Download the WLNI App

Mega Tender Bake

F & L Market has Pork Sirloin Chops for $1.79. This recipe works great for chops, steak or venison tenderloin slices. This is , hands down, my go to recipe for guaranteed tender venison tenderloin steak and gravy. If you don’t want the coating and fried steak calories, sear them off and proceed with the gravy stock and cooking process. Totally divine!
SOAKING 1 1/2 to 2 lb tenderloin, 1/2″ slices. 1 – 1 1/2 c buttermilk (enough to cover meat)
BREADING 1 1/2 c flour (self-rising or regular) 1 1/2 tsp salt 1/2 tsp black pepper 1/2 tsp garlic powder 1/2 tsp onion powder 1/4 tsp paprika
THE GRAVY FIXINGS 3 c beef stock (not broth) *reserve 1/2 cup 1 Tbsp worcestershire sauce 1/2 tsp garlic powder 1/2 tsp onion powder 1/4 tsp roasted garlic powder 2 1/2 Tbsp cornstarch salt to taste, as stock has salt 1/4″ oil in skillet for frying
Directions
1. Soak sliced tenderloin in buttermilk for a couple hours in the fridge. I do this overnight for venison. It’s worth it! Do not drain.
2. Breading: Combine flour, garlic and onion powder, paprika, salt and pepper for breading.
3. Heat oil in skillet.
4. With tongs or a fork, bread loin slices in flour mixture, then brown on each side. Remove to a paper towel covered plate to drain of excess oil.
5. Spray a 11″x7″ casserole dish with non-stick spray. Line the fried tenderloin into dish.

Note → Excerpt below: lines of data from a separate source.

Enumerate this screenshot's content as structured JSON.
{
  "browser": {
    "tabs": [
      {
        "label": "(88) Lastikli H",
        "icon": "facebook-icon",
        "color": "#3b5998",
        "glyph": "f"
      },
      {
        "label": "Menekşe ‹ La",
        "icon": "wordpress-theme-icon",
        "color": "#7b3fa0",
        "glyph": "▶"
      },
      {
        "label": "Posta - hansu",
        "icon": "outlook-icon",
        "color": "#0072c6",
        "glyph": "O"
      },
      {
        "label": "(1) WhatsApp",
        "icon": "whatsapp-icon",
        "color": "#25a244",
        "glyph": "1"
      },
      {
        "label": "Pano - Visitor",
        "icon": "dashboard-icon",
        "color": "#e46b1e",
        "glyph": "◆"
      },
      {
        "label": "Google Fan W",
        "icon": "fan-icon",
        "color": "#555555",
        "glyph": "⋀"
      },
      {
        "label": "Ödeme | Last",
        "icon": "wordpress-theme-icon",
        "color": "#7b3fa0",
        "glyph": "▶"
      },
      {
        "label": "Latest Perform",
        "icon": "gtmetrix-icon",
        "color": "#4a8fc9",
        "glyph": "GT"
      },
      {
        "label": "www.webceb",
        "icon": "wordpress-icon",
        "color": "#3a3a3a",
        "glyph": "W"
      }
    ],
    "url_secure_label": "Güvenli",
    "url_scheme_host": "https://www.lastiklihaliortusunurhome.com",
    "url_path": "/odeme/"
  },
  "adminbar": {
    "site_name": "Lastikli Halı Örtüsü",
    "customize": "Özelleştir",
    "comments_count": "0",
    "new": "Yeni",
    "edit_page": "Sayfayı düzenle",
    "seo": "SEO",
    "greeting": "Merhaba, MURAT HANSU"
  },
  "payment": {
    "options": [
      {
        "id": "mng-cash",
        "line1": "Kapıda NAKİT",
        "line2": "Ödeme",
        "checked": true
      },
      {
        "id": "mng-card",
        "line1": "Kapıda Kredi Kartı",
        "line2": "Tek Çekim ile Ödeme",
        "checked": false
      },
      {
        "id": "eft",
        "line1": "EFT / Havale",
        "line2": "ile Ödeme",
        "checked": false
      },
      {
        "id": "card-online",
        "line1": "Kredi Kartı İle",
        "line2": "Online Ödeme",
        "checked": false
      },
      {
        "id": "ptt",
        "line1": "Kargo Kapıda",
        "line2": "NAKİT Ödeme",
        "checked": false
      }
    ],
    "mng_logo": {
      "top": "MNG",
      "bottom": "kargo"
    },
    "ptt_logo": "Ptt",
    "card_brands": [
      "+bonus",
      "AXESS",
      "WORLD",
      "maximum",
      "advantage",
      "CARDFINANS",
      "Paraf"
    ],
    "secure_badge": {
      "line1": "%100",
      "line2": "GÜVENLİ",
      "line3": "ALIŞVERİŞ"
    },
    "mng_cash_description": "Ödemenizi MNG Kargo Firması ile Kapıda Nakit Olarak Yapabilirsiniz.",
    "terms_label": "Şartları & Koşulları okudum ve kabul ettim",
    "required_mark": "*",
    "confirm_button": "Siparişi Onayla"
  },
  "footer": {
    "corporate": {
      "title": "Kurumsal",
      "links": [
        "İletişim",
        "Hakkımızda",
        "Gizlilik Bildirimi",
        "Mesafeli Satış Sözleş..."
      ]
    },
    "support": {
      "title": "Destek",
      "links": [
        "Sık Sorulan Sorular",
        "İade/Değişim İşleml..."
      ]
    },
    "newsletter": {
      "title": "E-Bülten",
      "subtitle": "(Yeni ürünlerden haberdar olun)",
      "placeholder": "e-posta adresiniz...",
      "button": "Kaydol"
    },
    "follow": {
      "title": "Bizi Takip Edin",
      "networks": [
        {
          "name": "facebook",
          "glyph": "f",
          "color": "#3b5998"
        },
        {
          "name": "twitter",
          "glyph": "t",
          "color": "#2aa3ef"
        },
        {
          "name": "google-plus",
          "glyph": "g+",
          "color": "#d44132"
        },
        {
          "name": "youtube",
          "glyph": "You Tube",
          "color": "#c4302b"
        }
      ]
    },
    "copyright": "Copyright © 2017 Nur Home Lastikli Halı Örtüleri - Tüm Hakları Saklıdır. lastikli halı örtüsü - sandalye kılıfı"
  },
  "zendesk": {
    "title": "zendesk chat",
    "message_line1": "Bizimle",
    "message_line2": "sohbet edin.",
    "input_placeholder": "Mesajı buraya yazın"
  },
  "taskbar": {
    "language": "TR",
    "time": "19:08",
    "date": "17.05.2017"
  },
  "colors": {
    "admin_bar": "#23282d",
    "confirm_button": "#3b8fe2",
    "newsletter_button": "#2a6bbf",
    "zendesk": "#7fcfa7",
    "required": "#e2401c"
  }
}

6. Gravy fixings: In medium sized bowl add 2 1/2 cups of the stock, plus garlic and onion powder, pepper, roasted garlic powder, Worcestershire sauce, salt to taste.
7. In the reserved 1/2 cup stock, add the cornstarch and mix quickly. Pour into the gravy mixture in bowl and stir.
8. Pour over meat, cover with aluminum foil and bake for 1 hour at 350F, then reduce heat to 275F for another 2 hours or till fork tender.
Remove from oven and let set for a few minutes before serving.